Moderated by King Features Syndicate editor Brendan Burford, the panel will feature a roster of some of today’s greatest illustrators, including Patrick McDonnell (Mutts), Brian Walker (Hi and Lois), Jeff Keane (The Family Circus), Hilary Price (Rhymes with Orange), Ray Billingsley (Curtis), and Pulitzer Prize-winning editorial cartoonist Mike Peters (Mother Goose & Grimm).
I hope you can join us!!!
I'm also very pleased and excited for our own Hilary Price of Rhymes With Orange, who is up for not one but TWO awards at this year's NCS Awards. Hilary has been nominated for not just the best Newspaper Comic Panel award, but also the Reuben for Outstanding Cartoonist of the Year. Hilary was kind enough to answer some questions about her year in cartooning.
—You’ve been creating Rhymes With Orange for nearly twenty years! How do you feel your work has evolved?
I've become a better artist. You know the phrase "If you practice something every day, you will get better at it"? I am living proof of that. I look back at the beginning of the strip and cringe, but like everyone, I had to start somewhere. There are no shortcuts.
—What were some of the comics you’ve drawn over the past year that you’re proudest of?
I like the term "pleased by," better than the term "proud of," because I'm proud of myself when I get the pickle jar open, and this doesn't feel the same.

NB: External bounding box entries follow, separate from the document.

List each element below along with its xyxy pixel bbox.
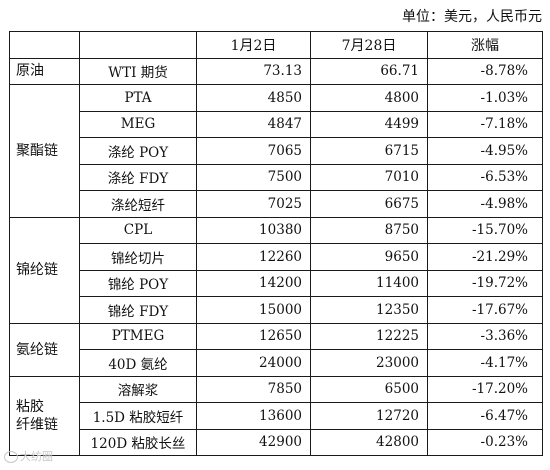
change-cell: -4.95% [427, 137, 543, 165]
change-cell: -1.03% [427, 84, 543, 112]
change-cell: -0.23% [427, 428, 543, 456]
change-cell: -3.36% [427, 322, 543, 350]
weibo-icon [4, 451, 18, 463]
table-row: 聚酯链 PTA 4850 4800 -1.03% [9, 84, 543, 218]
jul28-price-cell: 4800 [310, 84, 428, 112]
category-label: 锦纶链 [16, 262, 58, 278]
product-cell: PTA [79, 84, 197, 112]
category-label: 聚酯链 [16, 142, 58, 159]
jan2-price-cell: 4850 [196, 84, 311, 112]
jul28-price-cell: 7010 [310, 163, 428, 191]
jul28-price-cell: 6715 [310, 137, 428, 165]
product-cell: 涤纶短纤 [79, 190, 197, 218]
jan2-price-cell: 12650 [196, 322, 311, 350]
jul28-price-cell: 11400 [310, 269, 428, 297]
jul28-price-cell: 4499 [310, 110, 428, 138]
watermark: 大纺圈 [4, 448, 53, 464]
jan2-price-cell: 12260 [196, 243, 311, 271]
change-cell: -8.78% [427, 57, 543, 85]
jan2-price-cell: 42900 [196, 428, 311, 456]
product-cell: 涤纶 POY [79, 137, 197, 165]
jan2-price-cell: 13600 [196, 402, 311, 430]
category-cell: 氨纶链 [9, 322, 80, 377]
price-table: 1月2日 7月28日 涨幅 原油 WTI 期货 73.13 66.71 -8.78% 聚酯… [9, 31, 543, 456]
table-row: 氨纶链 PTMEG 12650 12225 -3.36% [9, 322, 543, 377]
table-body: 原油 WTI 期货 73.13 66.71 -8.78% 聚酯链 PTA 4850 4800 -1… [9, 57, 543, 456]
header-jul28: 7月28日 [310, 31, 428, 59]
product-cell: 涤纶 FDY [79, 163, 197, 191]
change-cell: -4.98% [427, 190, 543, 218]
jul28-price-cell: 9650 [310, 243, 428, 271]
jan2-price-cell: 10380 [196, 216, 311, 244]
jan2-price-cell: 14200 [196, 269, 311, 297]
jul28-price-cell: 12720 [310, 402, 428, 430]
jul28-price-cell: 12350 [310, 296, 428, 324]
product-cell: PTMEG [79, 322, 197, 350]
header-row: 1月2日 7月28日 涨幅 [9, 31, 543, 59]
product-cell: MEG [79, 110, 197, 138]
header-jan2: 1月2日 [196, 31, 311, 59]
table-row: 涤纶 POY 7065 6715 -4.95% [10, 137, 543, 165]
change-cell: -7.18% [427, 110, 543, 138]
jan2-price-cell: 73.13 [196, 57, 311, 85]
change-cell: -21.29% [427, 243, 543, 271]
product-cell: CPL [79, 216, 197, 244]
table-row: 1.5D 粘胶短纤 13600 12720 -6.47% [10, 402, 543, 430]
header-category [9, 31, 80, 59]
product-cell: 锦纶 FDY [79, 296, 197, 324]
jul28-price-cell: 8750 [310, 216, 428, 244]
jan2-price-cell: 7065 [196, 137, 311, 165]
change-cell: -17.67% [427, 296, 543, 324]
change-cell: -17.20% [427, 375, 543, 403]
table-row: 锦纶 POY 14200 11400 -19.72% [10, 269, 543, 297]
change-cell: -6.53% [427, 163, 543, 191]
table-row: 锦纶切片 12260 9650 -21.29% [10, 243, 543, 271]
category-label: 粘胶 纤维链 [16, 398, 58, 433]
table-row: 锦纶链 CPL 10380 8750 -15.70% [9, 216, 543, 324]
product-cell: 溶解浆 [79, 375, 197, 403]
jan2-price-cell: 15000 [196, 296, 311, 324]
table-row: 涤纶短纤 7025 6675 -4.98% [10, 190, 543, 218]
unit-label: 单位：美元，人民币元 [402, 9, 542, 25]
change-cell: -15.70% [427, 216, 543, 244]
table-row: 锦纶 FDY 15000 12350 -17.67% [10, 296, 543, 324]
product-cell: 锦纶 POY [79, 269, 197, 297]
product-cell: 锦纶切片 [79, 243, 197, 271]
watermark-text: 大纺圈 [20, 450, 53, 463]
table-row: 120D 粘胶长丝 42900 42800 -0.23% [10, 428, 543, 456]
jul28-price-cell: 66.71 [310, 57, 428, 85]
table-row: MEG 4847 4499 -7.18% [10, 110, 543, 138]
jan2-price-cell: 4847 [196, 110, 311, 138]
table-row: 40D 氨纶 24000 23000 -4.17% [10, 349, 543, 377]
jul28-price-cell: 6675 [310, 190, 428, 218]
jul28-price-cell: 6500 [310, 375, 428, 403]
jul28-price-cell: 42800 [310, 428, 428, 456]
table-row: 涤纶 FDY 7500 7010 -6.53% [10, 163, 543, 191]
change-cell: -6.47% [427, 402, 543, 430]
change-cell: -4.17% [427, 349, 543, 377]
category-label: 原油 [16, 63, 44, 80]
jan2-price-cell: 24000 [196, 349, 311, 377]
product-cell: 120D 粘胶长丝 [79, 428, 197, 456]
category-label: 氨纶链 [16, 341, 58, 358]
category-cell: 锦纶链 [9, 216, 80, 324]
product-cell: 1.5D 粘胶短纤 [79, 402, 197, 430]
category-cell: 粘胶 纤维链 [9, 375, 80, 456]
product-cell: WTI 期货 [79, 57, 197, 85]
jan2-price-cell: 7850 [196, 375, 311, 403]
header-product [79, 31, 197, 59]
jul28-price-cell: 23000 [310, 349, 428, 377]
category-cell: 聚酯链 [9, 84, 80, 218]
jan2-price-cell: 7500 [196, 163, 311, 191]
change-cell: -19.72% [427, 269, 543, 297]
jan2-price-cell: 7025 [196, 190, 311, 218]
table-row: 原油 WTI 期货 73.13 66.71 -8.78% [9, 57, 543, 85]
header-change: 涨幅 [427, 31, 543, 59]
product-cell: 40D 氨纶 [79, 349, 197, 377]
category-cell: 原油 [9, 57, 80, 85]
table-row: 粘胶 纤维链 溶解浆 7850 6500 -17.20% [9, 375, 543, 456]
jul28-price-cell: 12225 [310, 322, 428, 350]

There's a little back story to every cartoon I draw-- whether I remember it coming easily or if I struggled, where I was, or who I was thinking about when I did the strip… the point is, I can't see them objectively.
But here's one that I was pleased by because a friend and I were talking about mindfulness, and how it's so easy to go down the our own well-worn thought roads, even if the facts on the ground don't warrant it.
So I try to remember to try to act like the mouse in this cartoon.
And here's one I like because when I'm not being mindful, the idea of shooting figurines out of the sky seems like a good coping device.
But to contradict what I just said only 165 words ago, I'm actually proud of this strip, because it reflects a society that has changed its views on gay and lesbian relationships, and that's cause for celebration.
—What’s your favorite thing about cartooning?
The little pleasure burst when the idea comes. It's like Freshen Up gum when you first chew and the gel squirts out. But in your brain. And less minty.
—What’s one thing you’d like to share with aspiring cartoonists today?
That there are days when the ideas just don't come, and you will feel great despair about it, and you will feel convinced that this is the end. When you feel that, go outside and walk a dog. You and the dog will both be better for it.
The ideas will come back. And so too will those terrible days. That's part of the cycle.